Memristors, a term which combines the words memory and resistor, refer to the class of innovative electrical circuitry which support resistors due to their charge-recalling capabilities and non-volatile properties.
Now, researchers from the University of Michigan (U-M) are developing a memristor which is able to mimic the behaviors of synapses.
They join the company of other scientists developing memristors or artificial intelligence systems modeled around replicating neural or brain function.
Synaptic Gaps Offer a Model
To achieve their results, the team employed a two-dimensional layering technique with the very promising semiconductor known as molybdenum disulfide. They then introduced the step of arranging lithium ions between the gaps existing between the layers.
The lithium ions are easy to rearrange within the layer by sliding them with an electric field. This changes the size of the regions that conduct electricity little by little and thereby controls the device’s conductance.
“Because we change the ‘bulk’ properties of the film, the conductance change is much more gradual and much more controllable,” U-M Electrical and Computer Engineering Professor and study senior author Wei Lu said.
The result of the method is "facilitating controlled ion migration and efficient ionic coupling among devices". The relatively simplified and scale-down device offered the team a way to get around the issue of relying on overly complicated circuitry to achieve the same results.
This innovation in efficiency is at the heart of the team's collective success in the study. As Lu explains:
"Neuroscientists have argued that competition and cooperation behaviors among synapses are very important. Our new memristive devices allow us to implement a faithful model of these behaviors in a solid-state system."
Linking Memristors to Create a 'Synaptic Network'
Another area in which the team's work has an impact is related to synaptic cooperation. Synapses in the human body naturally strengthen and weaken over time, and in the process release proteins, known as plasticity-related proteins.
As the work is based on mimicking several aspects of synaptic behavior, this offered a new area of investigation for the researchers.

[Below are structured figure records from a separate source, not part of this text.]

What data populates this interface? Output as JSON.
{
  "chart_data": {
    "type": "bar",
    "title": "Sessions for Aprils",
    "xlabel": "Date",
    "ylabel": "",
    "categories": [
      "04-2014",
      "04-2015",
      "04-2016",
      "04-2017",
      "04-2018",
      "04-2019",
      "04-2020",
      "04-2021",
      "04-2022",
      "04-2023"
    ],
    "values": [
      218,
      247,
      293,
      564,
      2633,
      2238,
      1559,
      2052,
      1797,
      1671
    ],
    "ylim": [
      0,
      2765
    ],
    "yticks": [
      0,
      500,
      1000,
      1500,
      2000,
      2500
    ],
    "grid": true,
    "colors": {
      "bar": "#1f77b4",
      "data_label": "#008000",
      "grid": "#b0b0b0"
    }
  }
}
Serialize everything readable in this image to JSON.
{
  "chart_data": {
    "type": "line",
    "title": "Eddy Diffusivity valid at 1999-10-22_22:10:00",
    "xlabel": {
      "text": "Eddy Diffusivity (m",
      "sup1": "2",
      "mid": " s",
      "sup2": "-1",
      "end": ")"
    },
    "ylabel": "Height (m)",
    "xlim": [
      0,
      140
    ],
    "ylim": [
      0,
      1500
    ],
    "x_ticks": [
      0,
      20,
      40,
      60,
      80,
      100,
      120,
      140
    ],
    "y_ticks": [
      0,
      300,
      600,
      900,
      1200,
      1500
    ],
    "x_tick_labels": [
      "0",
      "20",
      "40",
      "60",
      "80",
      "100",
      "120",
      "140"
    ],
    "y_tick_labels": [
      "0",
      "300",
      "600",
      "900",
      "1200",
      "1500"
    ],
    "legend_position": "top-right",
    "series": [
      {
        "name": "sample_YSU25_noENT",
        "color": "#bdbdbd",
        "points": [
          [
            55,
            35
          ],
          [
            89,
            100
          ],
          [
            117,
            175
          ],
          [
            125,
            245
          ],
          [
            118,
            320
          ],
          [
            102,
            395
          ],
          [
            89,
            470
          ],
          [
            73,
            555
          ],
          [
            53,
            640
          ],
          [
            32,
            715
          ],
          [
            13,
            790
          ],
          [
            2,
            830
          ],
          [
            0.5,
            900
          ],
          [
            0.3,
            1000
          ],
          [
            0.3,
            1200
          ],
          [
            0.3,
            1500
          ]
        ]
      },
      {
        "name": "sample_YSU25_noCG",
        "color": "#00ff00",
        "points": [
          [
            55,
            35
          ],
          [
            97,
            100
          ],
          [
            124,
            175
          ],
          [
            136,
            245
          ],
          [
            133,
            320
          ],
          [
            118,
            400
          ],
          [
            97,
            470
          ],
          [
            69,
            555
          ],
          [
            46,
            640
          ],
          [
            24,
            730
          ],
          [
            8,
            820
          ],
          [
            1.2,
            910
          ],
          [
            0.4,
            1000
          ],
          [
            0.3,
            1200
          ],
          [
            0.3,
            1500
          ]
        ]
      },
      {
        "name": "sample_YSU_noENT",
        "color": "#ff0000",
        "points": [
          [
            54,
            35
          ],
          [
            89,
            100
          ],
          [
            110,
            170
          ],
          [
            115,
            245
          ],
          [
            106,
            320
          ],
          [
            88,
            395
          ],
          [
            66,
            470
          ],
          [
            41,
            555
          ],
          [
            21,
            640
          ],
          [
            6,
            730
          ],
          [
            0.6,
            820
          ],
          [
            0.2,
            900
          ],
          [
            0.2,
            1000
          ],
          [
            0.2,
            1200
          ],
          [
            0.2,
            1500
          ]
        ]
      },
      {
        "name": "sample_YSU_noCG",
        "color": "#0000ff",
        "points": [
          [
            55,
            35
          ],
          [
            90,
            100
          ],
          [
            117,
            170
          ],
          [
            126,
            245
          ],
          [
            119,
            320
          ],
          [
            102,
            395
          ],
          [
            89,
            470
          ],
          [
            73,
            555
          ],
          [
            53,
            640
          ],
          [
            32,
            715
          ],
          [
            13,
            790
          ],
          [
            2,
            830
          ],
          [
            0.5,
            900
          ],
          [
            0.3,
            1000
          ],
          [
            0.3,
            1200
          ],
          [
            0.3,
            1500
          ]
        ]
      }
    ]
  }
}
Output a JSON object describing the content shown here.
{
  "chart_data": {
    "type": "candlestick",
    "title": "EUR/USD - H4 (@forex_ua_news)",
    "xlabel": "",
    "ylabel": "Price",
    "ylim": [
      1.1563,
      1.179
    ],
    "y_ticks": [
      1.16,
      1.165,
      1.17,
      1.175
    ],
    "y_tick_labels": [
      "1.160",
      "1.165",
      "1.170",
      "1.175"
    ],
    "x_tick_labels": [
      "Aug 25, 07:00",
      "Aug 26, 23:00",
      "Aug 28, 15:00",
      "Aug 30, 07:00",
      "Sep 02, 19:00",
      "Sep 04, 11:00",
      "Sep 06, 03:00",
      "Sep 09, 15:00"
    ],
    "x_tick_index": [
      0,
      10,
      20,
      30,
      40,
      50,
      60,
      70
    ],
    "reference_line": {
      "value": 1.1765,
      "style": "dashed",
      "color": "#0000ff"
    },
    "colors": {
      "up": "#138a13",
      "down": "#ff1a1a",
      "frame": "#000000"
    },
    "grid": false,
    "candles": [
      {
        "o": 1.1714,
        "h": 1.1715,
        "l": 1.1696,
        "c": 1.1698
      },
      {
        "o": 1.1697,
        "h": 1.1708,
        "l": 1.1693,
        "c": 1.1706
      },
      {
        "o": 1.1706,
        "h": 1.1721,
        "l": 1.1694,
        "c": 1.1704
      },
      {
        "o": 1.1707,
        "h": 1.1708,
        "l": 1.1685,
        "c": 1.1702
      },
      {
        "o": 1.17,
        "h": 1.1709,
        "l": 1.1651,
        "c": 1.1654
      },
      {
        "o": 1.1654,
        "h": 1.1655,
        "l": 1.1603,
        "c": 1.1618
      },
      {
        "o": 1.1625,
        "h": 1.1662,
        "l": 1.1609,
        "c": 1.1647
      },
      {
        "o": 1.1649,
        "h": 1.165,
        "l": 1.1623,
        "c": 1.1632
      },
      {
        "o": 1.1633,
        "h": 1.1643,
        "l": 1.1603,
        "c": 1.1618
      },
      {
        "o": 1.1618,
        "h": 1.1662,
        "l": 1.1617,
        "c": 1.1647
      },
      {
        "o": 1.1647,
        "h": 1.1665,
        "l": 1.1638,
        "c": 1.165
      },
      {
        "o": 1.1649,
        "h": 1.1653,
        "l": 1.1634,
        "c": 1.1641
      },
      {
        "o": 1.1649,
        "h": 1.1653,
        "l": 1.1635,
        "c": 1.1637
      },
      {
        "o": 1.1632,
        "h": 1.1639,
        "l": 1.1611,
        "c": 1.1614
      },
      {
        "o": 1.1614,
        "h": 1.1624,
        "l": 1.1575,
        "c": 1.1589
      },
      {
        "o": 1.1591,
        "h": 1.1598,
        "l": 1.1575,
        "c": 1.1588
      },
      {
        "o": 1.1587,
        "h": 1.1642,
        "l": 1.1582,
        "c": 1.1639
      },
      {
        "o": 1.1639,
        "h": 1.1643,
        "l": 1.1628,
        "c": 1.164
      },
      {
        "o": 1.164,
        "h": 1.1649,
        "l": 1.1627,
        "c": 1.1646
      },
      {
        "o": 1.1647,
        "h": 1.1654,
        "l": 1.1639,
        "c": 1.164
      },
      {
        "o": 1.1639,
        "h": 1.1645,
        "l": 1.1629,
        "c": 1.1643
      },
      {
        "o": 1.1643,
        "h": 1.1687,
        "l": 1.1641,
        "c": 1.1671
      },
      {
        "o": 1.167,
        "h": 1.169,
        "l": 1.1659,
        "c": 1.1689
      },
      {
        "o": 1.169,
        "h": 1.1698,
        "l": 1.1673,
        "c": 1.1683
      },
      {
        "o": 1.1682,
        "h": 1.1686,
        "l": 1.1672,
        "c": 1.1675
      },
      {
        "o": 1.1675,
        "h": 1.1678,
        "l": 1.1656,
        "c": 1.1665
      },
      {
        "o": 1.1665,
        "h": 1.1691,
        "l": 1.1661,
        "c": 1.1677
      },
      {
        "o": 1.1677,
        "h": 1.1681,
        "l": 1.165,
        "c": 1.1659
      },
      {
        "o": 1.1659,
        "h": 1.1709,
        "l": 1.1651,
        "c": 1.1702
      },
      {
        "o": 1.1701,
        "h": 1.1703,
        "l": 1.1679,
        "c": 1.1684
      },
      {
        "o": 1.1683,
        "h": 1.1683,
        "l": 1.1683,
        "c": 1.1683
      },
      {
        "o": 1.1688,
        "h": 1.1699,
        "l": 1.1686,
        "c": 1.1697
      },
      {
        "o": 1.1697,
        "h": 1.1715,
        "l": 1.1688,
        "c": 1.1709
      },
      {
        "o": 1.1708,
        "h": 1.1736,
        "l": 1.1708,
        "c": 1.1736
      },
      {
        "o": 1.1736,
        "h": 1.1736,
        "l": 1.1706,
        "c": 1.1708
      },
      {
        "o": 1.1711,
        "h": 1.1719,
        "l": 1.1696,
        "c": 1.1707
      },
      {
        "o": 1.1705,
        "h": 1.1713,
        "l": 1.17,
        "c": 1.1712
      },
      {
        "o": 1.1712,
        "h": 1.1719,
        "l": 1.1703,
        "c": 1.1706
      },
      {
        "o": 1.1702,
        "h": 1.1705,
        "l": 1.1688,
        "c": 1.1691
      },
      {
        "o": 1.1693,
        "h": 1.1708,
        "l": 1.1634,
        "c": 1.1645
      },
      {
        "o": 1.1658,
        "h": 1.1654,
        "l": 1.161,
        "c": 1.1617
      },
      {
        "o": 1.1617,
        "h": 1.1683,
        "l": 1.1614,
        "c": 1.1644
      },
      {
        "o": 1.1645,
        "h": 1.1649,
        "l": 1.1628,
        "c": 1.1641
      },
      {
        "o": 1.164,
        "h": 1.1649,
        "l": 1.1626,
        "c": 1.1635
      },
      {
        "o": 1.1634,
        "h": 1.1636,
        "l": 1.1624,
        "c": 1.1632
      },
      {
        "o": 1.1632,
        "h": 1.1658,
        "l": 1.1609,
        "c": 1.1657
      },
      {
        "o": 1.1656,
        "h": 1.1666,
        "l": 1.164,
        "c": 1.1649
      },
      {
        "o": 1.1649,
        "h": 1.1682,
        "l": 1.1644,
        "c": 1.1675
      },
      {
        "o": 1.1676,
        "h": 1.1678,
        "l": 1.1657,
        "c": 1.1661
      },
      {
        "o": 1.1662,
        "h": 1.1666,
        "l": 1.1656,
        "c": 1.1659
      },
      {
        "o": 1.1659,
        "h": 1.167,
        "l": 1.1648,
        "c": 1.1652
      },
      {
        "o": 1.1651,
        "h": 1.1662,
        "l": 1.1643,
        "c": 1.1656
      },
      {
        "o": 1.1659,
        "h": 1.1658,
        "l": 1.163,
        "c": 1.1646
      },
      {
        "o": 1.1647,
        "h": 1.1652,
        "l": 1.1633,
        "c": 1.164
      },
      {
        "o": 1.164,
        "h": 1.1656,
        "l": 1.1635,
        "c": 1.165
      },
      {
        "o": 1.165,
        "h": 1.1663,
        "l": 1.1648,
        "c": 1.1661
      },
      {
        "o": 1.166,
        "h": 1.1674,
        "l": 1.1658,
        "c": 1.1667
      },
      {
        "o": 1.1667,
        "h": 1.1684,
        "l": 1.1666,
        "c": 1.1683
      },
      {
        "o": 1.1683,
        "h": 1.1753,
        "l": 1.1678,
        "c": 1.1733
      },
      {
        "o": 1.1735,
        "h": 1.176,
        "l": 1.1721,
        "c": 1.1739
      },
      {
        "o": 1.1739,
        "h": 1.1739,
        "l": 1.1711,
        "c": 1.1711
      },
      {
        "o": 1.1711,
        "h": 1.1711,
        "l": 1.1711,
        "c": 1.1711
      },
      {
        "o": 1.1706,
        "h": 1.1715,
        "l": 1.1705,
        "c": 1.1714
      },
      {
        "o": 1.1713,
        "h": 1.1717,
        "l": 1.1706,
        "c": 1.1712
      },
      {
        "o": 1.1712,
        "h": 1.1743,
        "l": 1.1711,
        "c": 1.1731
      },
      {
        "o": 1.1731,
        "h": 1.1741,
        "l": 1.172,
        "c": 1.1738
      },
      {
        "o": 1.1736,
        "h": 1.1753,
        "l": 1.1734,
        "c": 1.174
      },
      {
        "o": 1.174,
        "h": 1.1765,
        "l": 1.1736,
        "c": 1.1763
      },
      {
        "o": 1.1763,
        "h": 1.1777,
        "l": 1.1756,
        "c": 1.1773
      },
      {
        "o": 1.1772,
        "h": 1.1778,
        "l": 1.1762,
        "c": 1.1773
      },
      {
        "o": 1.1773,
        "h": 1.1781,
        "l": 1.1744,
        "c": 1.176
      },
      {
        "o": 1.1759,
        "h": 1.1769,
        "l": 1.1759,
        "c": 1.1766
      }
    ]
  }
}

To test this theory within their own context, the team constructed a network of memristors which included four devices and found that although the signal strength varied, that ions--like proteins--could successfully be shared among the devices, an improvement in efficiency.
Evolving the Research
The next steps for the team include expanding the scope of the research to discover applications in the area of neuromorphic computing, an exciting research area with major developments in this year alone, both in the areas of supercomputers and superconducting switches.
This study represents a perfect coupling of neuroscience concepts and electrical engineering, with the theories of one directly informing the other. As the memristor's capabilities continue to evolve, so too will the important links between these two disciplines.
Details about the study appear in a paper, titled "Ionic modulation and ionic coupling effects in MoS2 devices for neuromorphic computing", which was published on December 17th in the Nature Materials journal.